I’d do something with zigbee and home assistant. Plenty of cheap zigbee buttons can be found on aliexpress
I second Zigbee.
- There’s plenty of devices available.
- Battery life is amazing.
- zigbee2mqtt is an easy way to bring those messages into your regular IP network; they have a huge list of supported devices.
- Once translated to MQTT, you can hook any automation onto it you want: a python script, home assistant, or my recommendation in this case, NodeRED. NodeRED has a module for zigbee2mqtt that is very well integrated to just know all devices registered on your zigbee network and stringing flows together is actually fun once you get the hang of it. Plus, there is no upper bound to flow complexity.
- Gateway device can be a sonoff zigbee USB coordinator and the whole thing can comfortably run on a rpi3.
Read your reply now, and not sure about the requirements you have: must not leave the local devices or must not use the WiFi?
If it’s the latter, a 4g USB modem with a cheap iot data plan easily frees you of that.
This would be great, I’m okay with hubitat and smartthings (i havent used completely off of wifi, but i have a few hubs laying around), but I have a few limitations I’m not sure how to get around… this is purely for personal convenience and IT surely would not sign off on anything network connected due to hippa.
If there was a way to have a zigbee or wave button system that was independent of a wifi network that would at least send a message to my phone, that would be ideal.
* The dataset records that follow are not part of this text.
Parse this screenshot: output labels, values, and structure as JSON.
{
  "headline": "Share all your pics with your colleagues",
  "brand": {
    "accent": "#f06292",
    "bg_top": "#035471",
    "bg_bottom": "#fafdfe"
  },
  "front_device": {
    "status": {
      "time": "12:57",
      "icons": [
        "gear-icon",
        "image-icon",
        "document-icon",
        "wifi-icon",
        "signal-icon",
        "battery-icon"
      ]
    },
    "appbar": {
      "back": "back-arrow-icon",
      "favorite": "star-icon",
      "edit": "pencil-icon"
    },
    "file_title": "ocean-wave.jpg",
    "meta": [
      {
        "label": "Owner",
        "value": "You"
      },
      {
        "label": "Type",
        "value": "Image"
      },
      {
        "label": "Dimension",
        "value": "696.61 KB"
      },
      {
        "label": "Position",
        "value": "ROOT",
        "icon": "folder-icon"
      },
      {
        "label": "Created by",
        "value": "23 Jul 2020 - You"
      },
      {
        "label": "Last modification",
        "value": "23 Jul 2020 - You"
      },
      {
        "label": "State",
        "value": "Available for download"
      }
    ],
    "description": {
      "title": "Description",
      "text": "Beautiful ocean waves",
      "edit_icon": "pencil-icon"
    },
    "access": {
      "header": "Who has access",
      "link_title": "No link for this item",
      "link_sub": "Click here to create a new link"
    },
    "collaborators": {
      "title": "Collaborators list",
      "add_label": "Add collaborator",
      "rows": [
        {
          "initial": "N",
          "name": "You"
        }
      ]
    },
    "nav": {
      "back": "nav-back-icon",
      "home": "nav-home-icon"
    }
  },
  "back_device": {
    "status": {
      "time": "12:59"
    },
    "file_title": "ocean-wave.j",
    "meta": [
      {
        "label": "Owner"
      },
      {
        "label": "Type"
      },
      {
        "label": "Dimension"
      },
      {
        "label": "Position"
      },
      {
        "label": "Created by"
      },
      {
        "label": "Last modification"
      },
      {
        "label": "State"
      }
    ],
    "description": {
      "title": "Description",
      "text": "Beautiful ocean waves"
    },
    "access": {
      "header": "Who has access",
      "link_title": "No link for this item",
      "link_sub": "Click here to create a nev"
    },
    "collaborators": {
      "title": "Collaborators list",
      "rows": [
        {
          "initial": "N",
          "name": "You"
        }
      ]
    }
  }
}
I’m not sure how to do that.
Edit: I haven’t had my smartthings or hubitat set up for about 8 months since I moved, but if there was a way to have them running, not constantly connected to wifi (other than when I initially set up), and have them send a message to my phone, I think that would be a pretty sweet set up.
It’s been a bit since I used smartthings, I remember the local stuff being so so and it seemed like it was taken away (perhaps I’m misremembering this). I was never as facile with hubitat to be honest, but if this is possible I’d love to look into it.
Last edit: looks like may be a way to do this in hubitat. I’m going to put some thought into this. Thanks!!
Probably needs a raspberry pi or something to do what I want… maybe i will figure it out to save a minute or two on different encounters (looking for folks). That time adds up for me
Try looking for “smart buttons”. There’s nothing particularly “smart” about them, but they’re called that because they’re meant to connect to smart home devices like lights and switches and such. They’re relatively inexpensive, and while some of them are locked down to specific platforms like Hue and such, some of them are a bit more “open” and will just act as a basic, programmable button that can connect to another device/network and may require some Tasker fiddling to get working correctly.
If you don’t need the buttons to be spread out across multiple locations, you could also look into a macro pad of some sort, which is basically just a keyboard with keys that you can assign various functions to. Those will typically require a PC, but can handle a lot of automated tasks pretty effectively, too.